The application value of bosutinib/bosutinib in blast crisis CML
Bosutinib/Bosutinib (Bosutinib) is an oral tyrosine kinase inhibitor (TKI), mainly used to treat chronic myelogenous leukemia (CML), especially in patients who are resistant or intolerant to first-line treatment, showing good efficacy. Its mechanism of action not only targets the Bcr-Abl fusion protein, but also significantly inhibits Src family kinases (SFKs), which makes bosutinib a potential advantage in the treatment of CML patients in the progressive phase, especially the blast phase. Blast phase CML is the most difficult to treat clinically. It usually manifests as an acute leukemia-like course with extremely poor prognosis. Traditional treatment methods have low response rates and strong drug resistance. Therefore, there is an increasingly urgent need for more potent targeted drugs with more comprehensive mechanisms of action.
At the molecular level,Src family kinases are widely involved in cell signal transduction pathways and regulate cell proliferation, migration, invasion and survival mechanisms. During the blast phase of CML, these kinases are often abnormally activated, leading to highly malignant leukemia cells, resistance to conventional treatments, and further collapse of the hematopoietic system. Bosutinib's high-affinity inhibition of Src kinase can block this abnormal signaling to a certain extent, thereby reducing the expansion ability of leukemia cells and possibly reversing certain drug resistance mechanisms. This feature makes its potential role in the treatment of blast phase CML far greater than that of traditional first-generation TKIs that only target Bcr-Abl, such as imatinib.

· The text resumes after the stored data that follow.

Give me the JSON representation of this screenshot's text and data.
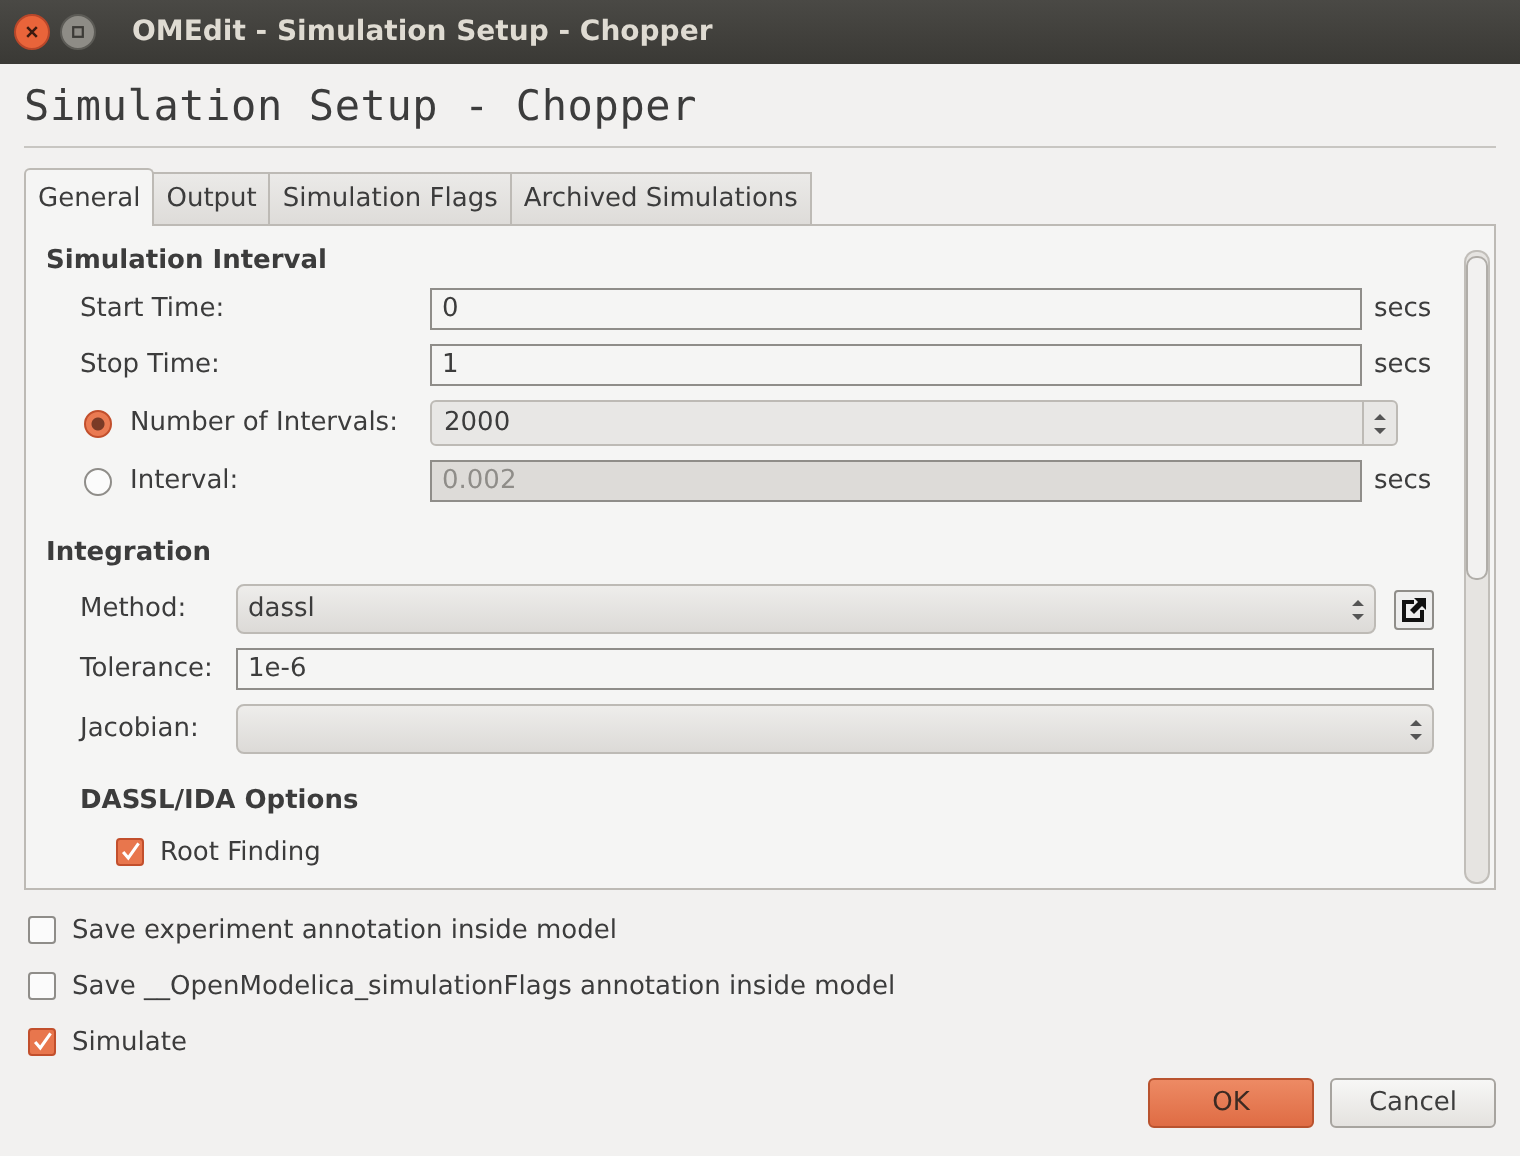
{
  "window": {
    "title": "OMEdit - Simulation Setup - Chopper"
  },
  "heading": "Simulation Setup - Chopper",
  "tabs": [
    {
      "label": "General",
      "selected": true
    },
    {
      "label": "Output",
      "selected": false
    },
    {
      "label": "Simulation Flags",
      "selected": false
    },
    {
      "label": "Archived Simulations",
      "selected": false
    }
  ],
  "simulation_interval": {
    "title": "Simulation Interval",
    "rows": [
      {
        "kind": "field",
        "label": "Start Time:",
        "value": "0",
        "unit": "secs"
      },
      {
        "kind": "field",
        "label": "Stop Time:",
        "value": "1",
        "unit": "secs"
      },
      {
        "kind": "radio-spin",
        "label": "Number of Intervals:",
        "value": "2000",
        "selected": true,
        "disabled": false
      },
      {
        "kind": "radio-field",
        "label": "Interval:",
        "value": "0.002",
        "unit": "secs",
        "selected": false,
        "disabled": true
      }
    ]
  },
  "integration": {
    "title": "Integration",
    "rows": [
      {
        "kind": "combo-icon",
        "label": "Method:",
        "value": "dassl"
      },
      {
        "kind": "field",
        "label": "Tolerance:",
        "value": "1e-6"
      },
      {
        "kind": "combo",
        "label": "Jacobian:"
      }
    ],
    "dassl_options": {
      "title": "DASSL/IDA Options",
      "items": [
        {
          "label": "Root Finding",
          "checked": true
        }
      ]
    }
  },
  "options": [
    {
      "label": "Save experiment annotation inside model",
      "checked": false
    },
    {
      "label": "Save __OpenModelica_simulationFlags annotation inside model",
      "checked": false
    },
    {
      "label": "Simulate",
      "checked": true
    }
  ],
  "buttons": [
    {
      "label": "OK",
      "kind": "primary"
    },
    {
      "label": "Cancel",
      "kind": "normal"
    }
  ]
}
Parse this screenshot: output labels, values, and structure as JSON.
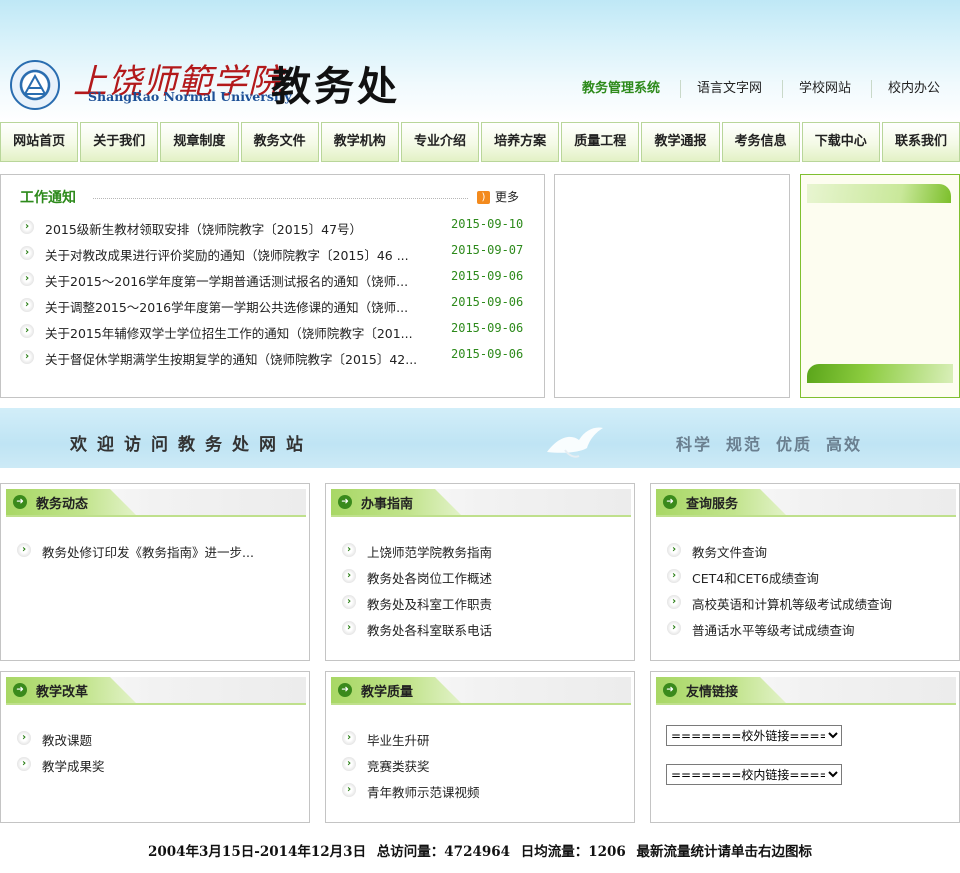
{
  "header": {
    "school_name_cn": "上饶师範学院",
    "school_name_en": "ShangRao Normal University",
    "dept_name": "教务处",
    "top_links": [
      "教务管理系统",
      "语言文字网",
      "学校网站",
      "校内办公"
    ]
  },
  "nav": [
    "网站首页",
    "关于我们",
    "规章制度",
    "教务文件",
    "教学机构",
    "专业介绍",
    "培养方案",
    "质量工程",
    "教学通报",
    "考务信息",
    "下载中心",
    "联系我们"
  ],
  "notices": {
    "title": "工作通知",
    "more_label": "更多",
    "items": [
      {
        "title": "2015级新生教材领取安排（饶师院教字〔2015〕47号）",
        "date": "2015-09-10"
      },
      {
        "title": "关于对教改成果进行评价奖励的通知（饶师院教字〔2015〕46 ...",
        "date": "2015-09-07"
      },
      {
        "title": "关于2015～2016学年度第一学期普通话测试报名的通知（饶师...",
        "date": "2015-09-06"
      },
      {
        "title": "关于调整2015～2016学年度第一学期公共选修课的通知（饶师...",
        "date": "2015-09-06"
      },
      {
        "title": "关于2015年辅修双学士学位招生工作的通知（饶师院教字〔201...",
        "date": "2015-09-06"
      },
      {
        "title": "关于督促休学期满学生按期复学的通知（饶师院教字〔2015〕42...",
        "date": "2015-09-06"
      }
    ]
  },
  "banner": {
    "welcome": "欢迎访问教务处网站",
    "motto": [
      "科学",
      "规范",
      "优质",
      "高效"
    ]
  },
  "boxes": {
    "jiaowu_dongtai": {
      "title": "教务动态",
      "items": [
        "教务处修订印发《教务指南》进一步..."
      ]
    },
    "banshi_zhinan": {
      "title": "办事指南",
      "items": [
        "上饶师范学院教务指南",
        "教务处各岗位工作概述",
        "教务处及科室工作职责",
        "教务处各科室联系电话"
      ]
    },
    "chaxun_fuwu": {
      "title": "查询服务",
      "items": [
        "教务文件查询",
        "CET4和CET6成绩查询",
        "高校英语和计算机等级考试成绩查询",
        "普通话水平等级考试成绩查询"
      ]
    },
    "jiaoxue_gaige": {
      "title": "教学改革",
      "items": [
        "教改课题",
        "教学成果奖"
      ]
    },
    "jiaoxue_zhiliang": {
      "title": "教学质量",
      "items": [
        "毕业生升研",
        "竞赛类获奖",
        "青年教师示范课视频"
      ]
    },
    "youqing_lianjie": {
      "title": "友情链接",
      "select_external": "=======校外链接=======",
      "select_internal": "=======校内链接======="
    }
  },
  "footer": {
    "date_range": "2004年3月15日-2014年12月3日",
    "total_visits": "总访问量：4724964",
    "daily_traffic": "日均流量：1206",
    "stats_note": "最新流量统计请单击右边图标"
  }
}
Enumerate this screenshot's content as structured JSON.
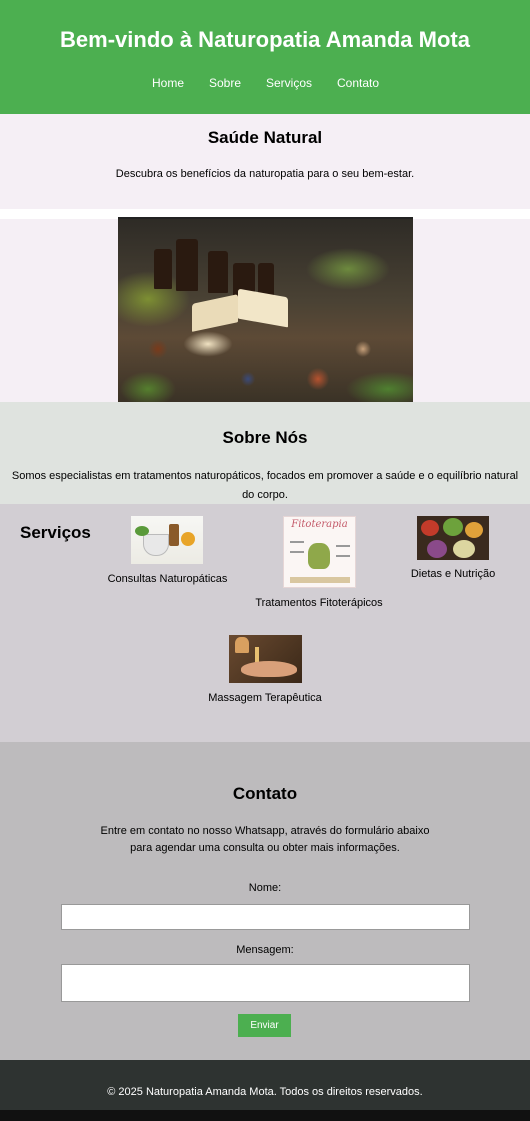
{
  "header": {
    "title": "Bem-vindo à Naturopatia Amanda Mota",
    "nav": [
      "Home",
      "Sobre",
      "Serviços",
      "Contato"
    ]
  },
  "hero": {
    "title": "Saúde Natural",
    "subtitle": "Descubra os benefícios da naturopatia para o seu bem-estar."
  },
  "about": {
    "title": "Sobre Nós",
    "text": "Somos especialistas em tratamentos naturopáticos, focados em promover a saúde e o equilíbrio natural do corpo."
  },
  "services": {
    "title": "Serviços",
    "items": [
      {
        "label": "Consultas Naturopáticas",
        "icon": "herbal-mortar-image"
      },
      {
        "label": "Tratamentos Fitoterápicos",
        "icon": "fitoterapia-poster-image",
        "poster_text": "Fitoterapia"
      },
      {
        "label": "Dietas e Nutrição",
        "icon": "healthy-food-bowls-image"
      },
      {
        "label": "Massagem Terapêutica",
        "icon": "massage-oil-hands-image"
      }
    ]
  },
  "contact": {
    "title": "Contato",
    "text": "Entre em contato no nosso Whatsapp, através do formulário abaixo para agendar uma consulta ou obter mais informações.",
    "name_label": "Nome:",
    "name_value": "",
    "message_label": "Mensagem:",
    "message_value": "",
    "submit_label": "Enviar"
  },
  "footer": {
    "text": "© 2025 Naturopatia Amanda Mota. Todos os direitos reservados."
  },
  "colors": {
    "header_green": "#4caf50",
    "button_green": "#4caf50",
    "footer_dark": "#2e3331"
  }
}
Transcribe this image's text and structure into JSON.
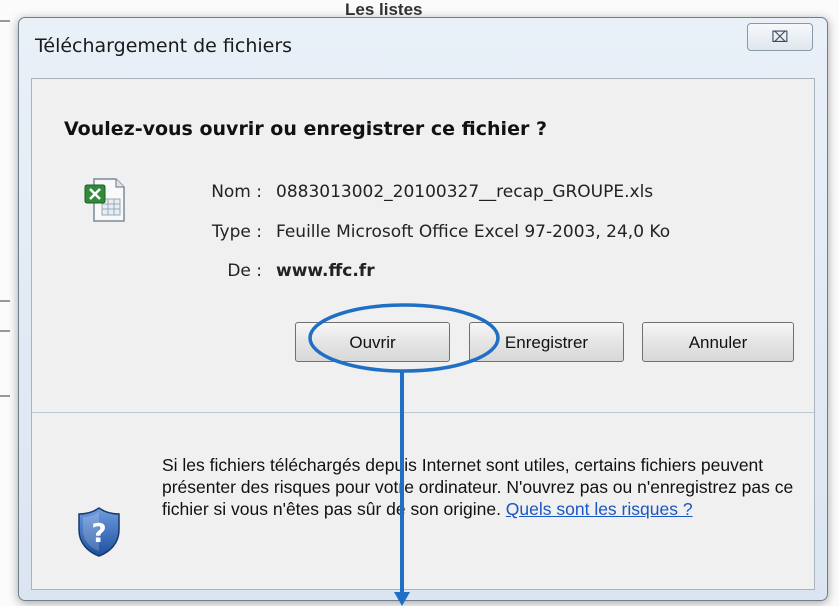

Compared with otherTKIs, bosutinib has a broader spectrum of kinase inhibitory properties. Although its targeting potency against Bcr-Abl is slightly lower than that of nilotinib or dasatinib, its synergistic inhibitory effect on Src kinase may make it more effective in blast crisis patients with complex drug-resistant mutations or highly heterogeneous disease. For example, some Bcr-Abl mutations (such as F317L) have been proven to be resistant to first- or second-generation TKIs, and bosutinib has certain sensitivity to these mutations in clinical studies and may provide new treatment options for patients who have failed multiple lines of treatment.
In actual treatment, the response rate and overall survival of CML in the blast phase are affected by many factors, including mutation spectrum, bone marrow status, previous treatment history, and comorbidities. Bosutinib, as a single agent or part of combination therapy, is being explored in an increasing number of clinical trials for its efficacy in blast crisis. Some current international studies have shown that bosutinib can achieve hematological remission and partial cytogenetic remission in blast phase CML patients. Especially after those first-line or second-line TKI treatments are ineffective, bosutinib has shown certain efficacy and tolerability as a third-line or fourth-line regimen. It is worth noting that its side effect spectrum includes gastrointestinal reactions, liver function abnormalities and hematological toxicity, but it is within a controllable range, especially on the basis of individualized dose management, which can significantly improve patient tolerance.
With the in-depth research on targeted therapy, more and more evidence shows that multi-target inhibition strategy may be the key to solvingTKI resistance problem. The Src kinase-mediated signaling pathway not only exists in CML, but also plays an important role in other solid tumors such as breast cancer and lung cancer. Therefore, from the perspective of molecular targets, the development and application of bosutinib also has the potential to expand into a variety of refractory tumors. At the same time, its combination with comprehensive treatments such as immunotherapy and hematopoietic stem cell transplantation also provides more possibilities for personalized treatment in the future.